Pius Mali, Jurnalis · Jum'at 28 Oktober 2016 17:14 WIB
https: img.okezone.com content 2016 10 28 15 1527106 bisnis-mobil-mewah-second-lesu-penjualan-turun-50-nEr4lkSXUQ.jpg ILustrasi mobil bekas Mercedes Benz (foto: Okezone)

JAKARTA - Mobil mewah bekas pakai kini banyak ditawarkan di bursa mobil bekas (mobkas), salah satunya di lantai 3 Mega Glodok Kemayoran (MGK), Jakarta Pusat. Di sentra mobkas indoor tersebut beragam mobil mewah merek Eropa bekas banyak dijual.

Pedagang spesialis mobil CBU dari showroom DS Motor, Ronny, mengatakan ada beragam model yang ditawarkan, mulai dari jenis sedan, multi purpose vehicle (MPV), hingga sport utilit vehicle (SUV).

"Ada sedan Mercedes Benz dan BMW, itu paling laku. Lalu Lexus, terus merek Audi di bawahnya. Toyota Alpahard dan Jeep juga banyak," ujar Ronny, di Jakarta, Jumat (28/10/2016).

Soal penjualan unit, lanjut Ronny, saat ini sedang sepi.
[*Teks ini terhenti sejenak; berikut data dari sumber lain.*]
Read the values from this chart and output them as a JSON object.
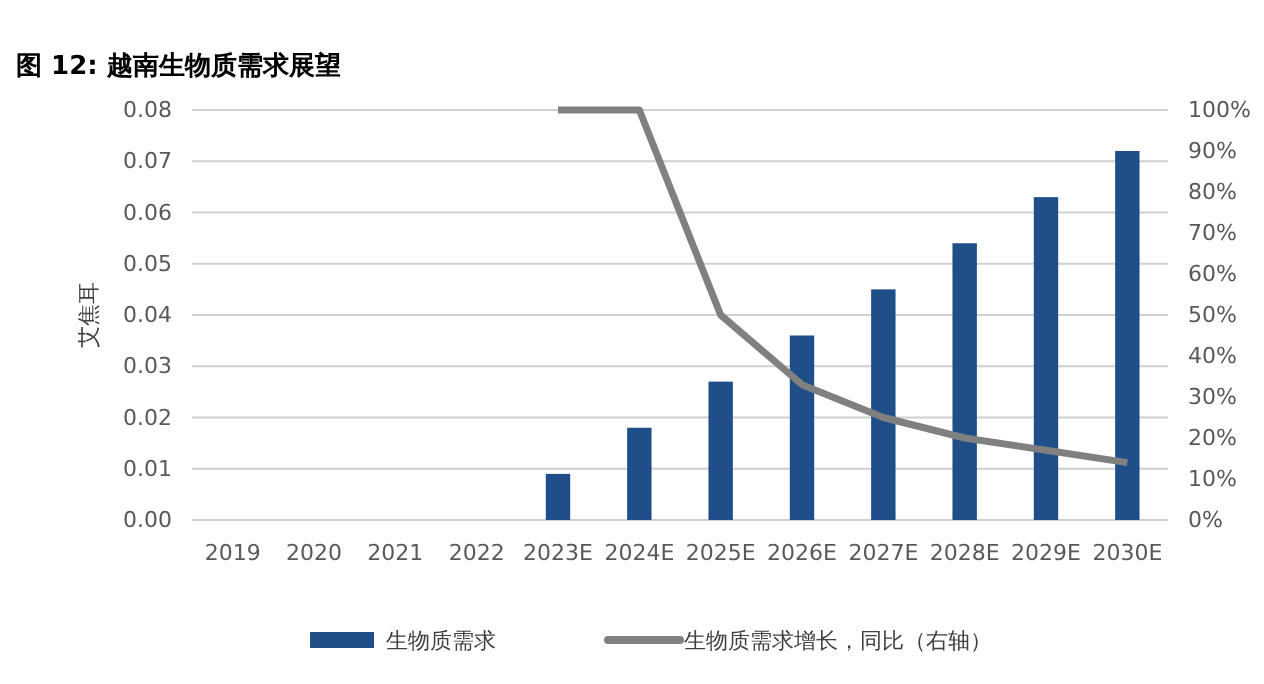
{
  "chart_data": {
    "type": "bar",
    "title": "图 12:  越南生物质需求展望",
    "ylabel": "艾焦耳",
    "categories": [
      "2019",
      "2020",
      "2021",
      "2022",
      "2023E",
      "2024E",
      "2025E",
      "2026E",
      "2027E",
      "2028E",
      "2029E",
      "2030E"
    ],
    "series": [
      {
        "name": "生物质需求",
        "color": "#1f4e89",
        "values": [
          null,
          null,
          null,
          null,
          0.009,
          0.018,
          0.027,
          0.036,
          0.045,
          0.054,
          0.063,
          0.072
        ]
      },
      {
        "name": "生物质需求增长，同比（右轴）",
        "type": "line",
        "axis": "y2",
        "color": "#808080",
        "values": [
          null,
          null,
          null,
          null,
          100,
          100,
          50,
          33,
          25,
          20,
          17,
          14
        ]
      }
    ],
    "ylim": [
      0,
      0.08
    ],
    "yticks": [
      {
        "value": 0,
        "label": "0.00"
      },
      {
        "value": 0.01,
        "label": "0.01"
      },
      {
        "value": 0.02,
        "label": "0.02"
      },
      {
        "value": 0.03,
        "label": "0.03"
      },
      {
        "value": 0.04,
        "label": "0.04"
      },
      {
        "value": 0.05,
        "label": "0.05"
      },
      {
        "value": 0.06,
        "label": "0.06"
      },
      {
        "value": 0.07,
        "label": "0.07"
      },
      {
        "value": 0.08,
        "label": "0.08"
      }
    ],
    "y2lim": [
      0,
      100
    ],
    "y2ticks": [
      {
        "value": 0,
        "label": "0%"
      },
      {
        "value": 10,
        "label": "10%"
      },
      {
        "value": 20,
        "label": "20%"
      },
      {
        "value": 30,
        "label": "30%"
      },
      {
        "value": 40,
        "label": "40%"
      },
      {
        "value": 50,
        "label": "50%"
      },
      {
        "value": 60,
        "label": "60%"
      },
      {
        "value": 70,
        "label": "70%"
      },
      {
        "value": 80,
        "label": "80%"
      },
      {
        "value": 90,
        "label": "90%"
      },
      {
        "value": 100,
        "label": "100%"
      }
    ],
    "grid": "y",
    "legend": "bottom",
    "marker": "none",
    "line_style": "solid"
  }
}
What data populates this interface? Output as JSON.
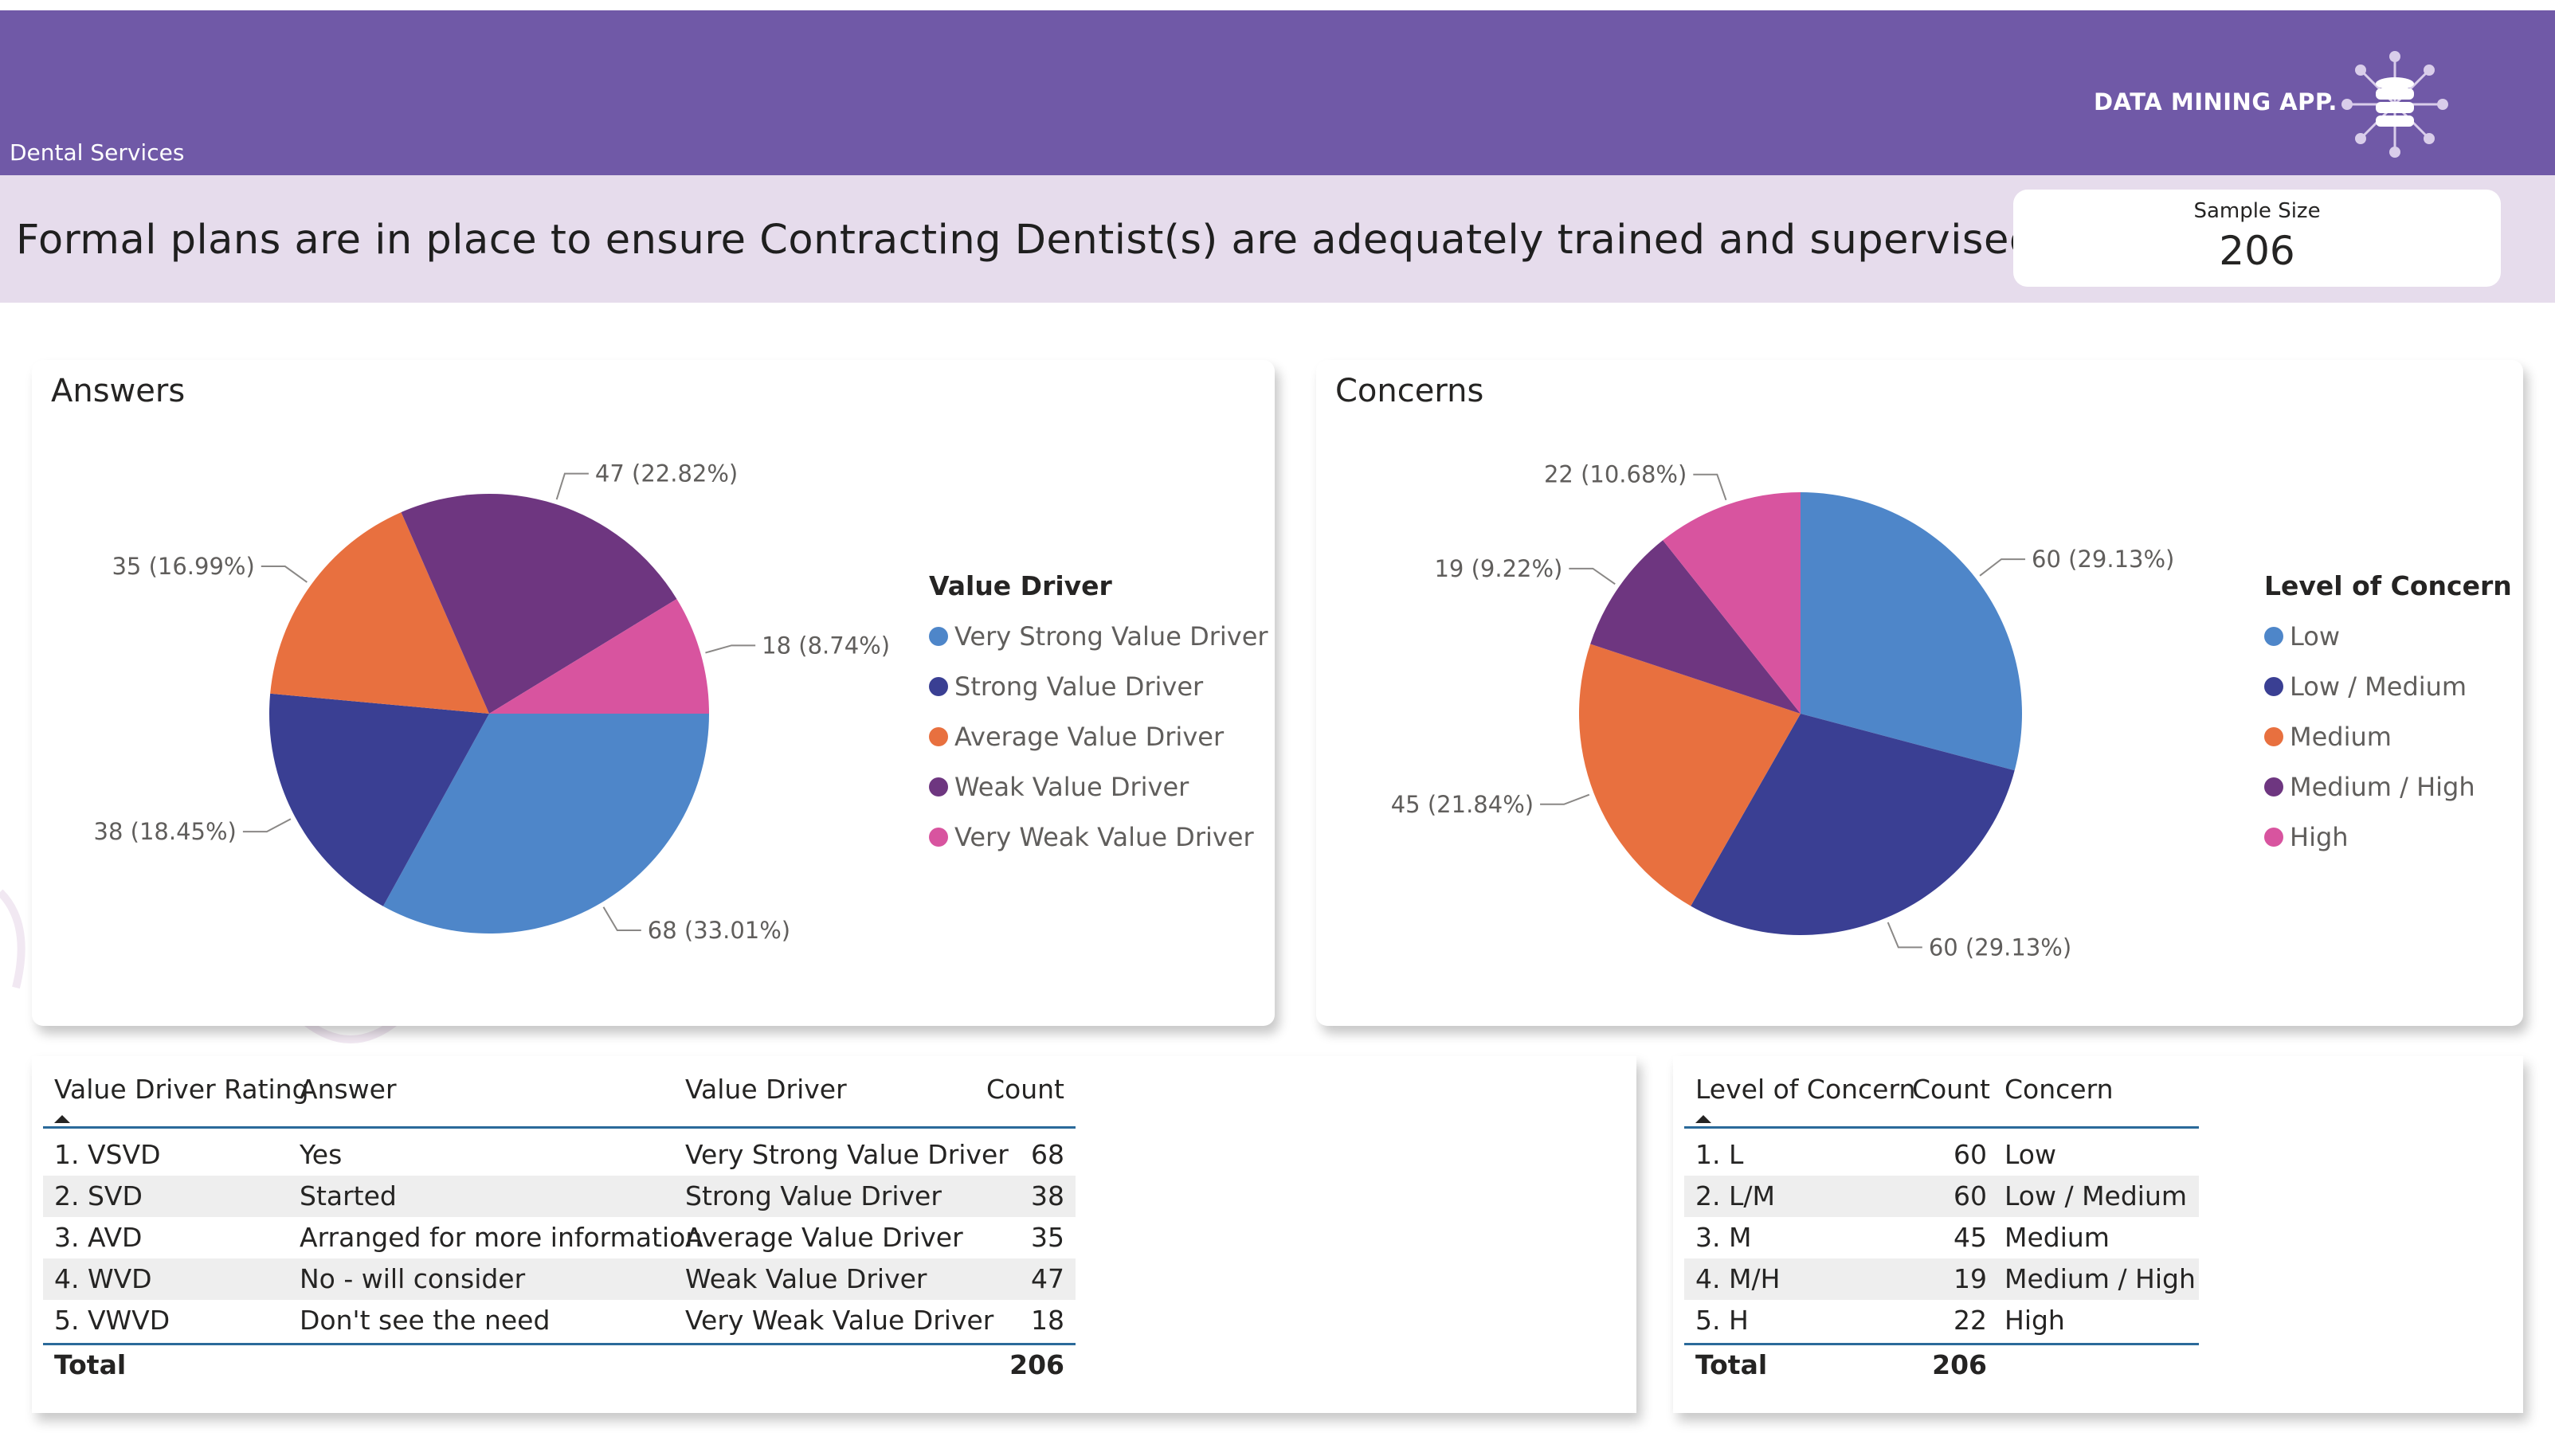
{
  "header": {
    "section": "Dental Services",
    "brand": "DATA MINING APP.",
    "question": "Formal plans are in place to ensure Contracting Dentist(s) are adequately trained and supervised/me...",
    "sample_label": "Sample Size",
    "sample_value": "206"
  },
  "colors": {
    "header": "#7059a7",
    "question_bar": "#e6dcec",
    "table_line": "#2b6a9a"
  },
  "answers_panel": {
    "title": "Answers",
    "legend_title": "Value Driver",
    "legend": [
      "Very Strong Value Driver",
      "Strong Value Driver",
      "Average Value Driver",
      "Weak Value Driver",
      "Very Weak Value Driver"
    ]
  },
  "concerns_panel": {
    "title": "Concerns",
    "legend_title": "Level of Concern",
    "legend": [
      "Low",
      "Low / Medium",
      "Medium",
      "Medium / High",
      "High"
    ]
  },
  "chart_data": [
    {
      "type": "pie",
      "title": "Answers",
      "legend_title": "Value Driver",
      "categories": [
        "Very Strong Value Driver",
        "Strong Value Driver",
        "Average Value Driver",
        "Weak Value Driver",
        "Very Weak Value Driver"
      ],
      "values": [
        68,
        38,
        35,
        47,
        18
      ],
      "labels": [
        "68 (33.01%)",
        "38 (18.45%)",
        "35 (16.99%)",
        "47 (22.82%)",
        "18 (8.74%)"
      ],
      "colors": [
        "#4e86c9",
        "#3a3f93",
        "#e8703f",
        "#6e3680",
        "#d8549f"
      ],
      "start": "3 o'clock, clockwise"
    },
    {
      "type": "pie",
      "title": "Concerns",
      "legend_title": "Level of Concern",
      "categories": [
        "Low",
        "Low / Medium",
        "Medium",
        "Medium / High",
        "High"
      ],
      "values": [
        60,
        60,
        45,
        19,
        22
      ],
      "labels": [
        "60 (29.13%)",
        "60 (29.13%)",
        "45 (21.84%)",
        "19 (9.22%)",
        "22 (10.68%)"
      ],
      "colors": [
        "#4e86c9",
        "#3a3f93",
        "#e8703f",
        "#6e3680",
        "#d8549f"
      ],
      "start": "12 o'clock, clockwise"
    }
  ],
  "answers_table": {
    "headers": [
      "Value Driver Rating",
      "Answer",
      "Value Driver",
      "Count"
    ],
    "rows": [
      [
        "1. VSVD",
        "Yes",
        "Very Strong Value Driver",
        "68"
      ],
      [
        "2. SVD",
        "Started",
        "Strong Value Driver",
        "38"
      ],
      [
        "3. AVD",
        "Arranged for more information",
        "Average Value Driver",
        "35"
      ],
      [
        "4. WVD",
        "No - will consider",
        "Weak Value Driver",
        "47"
      ],
      [
        "5. VWVD",
        "Don't see the need",
        "Very Weak Value Driver",
        "18"
      ]
    ],
    "total_label": "Total",
    "total_value": "206"
  },
  "concerns_table": {
    "headers": [
      "Level of Concern",
      "Count",
      "Concern"
    ],
    "rows": [
      [
        "1. L",
        "60",
        "Low"
      ],
      [
        "2. L/M",
        "60",
        "Low / Medium"
      ],
      [
        "3. M",
        "45",
        "Medium"
      ],
      [
        "4. M/H",
        "19",
        "Medium / High"
      ],
      [
        "5. H",
        "22",
        "High"
      ]
    ],
    "total_label": "Total",
    "total_value": "206"
  }
}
Dibandingkan tahun-tahun sebelumnya penurunan mencapai 50 persen. Meski demikian, mobil mewah bekas tetap ada peminatnya dan ia yakin tidak ditinggal pembeli.

"Jualan memang ada, tapi sepi. Dalam sebulan sekarang jual lima unit itu paling banyak. Kalau dulu bisa sampai 10 unit," paparnya.

Sementara itu, Rinie dari Delta Automobile, mengatakan menjual mobil mewah lebih membutuhkan kesabaran dibanding mobil-mobil reguler. Serupa dengan Rony, di showroom-nya penjualan juga mengalami penurunan.

"Kami jualnya campur, enggak spesialis mobil mewah saja. Yang mobil mewah agak lama jualannya dibanding mobil Jepang karena biasanya lebih mahal. Untuk sistem pembayarannya sama, bisa cash atau kredit. Kalau kredit, down payment (DP) 40-50 persen dari harga dengan tenor tiga sampai empat tahun," pungkas dia.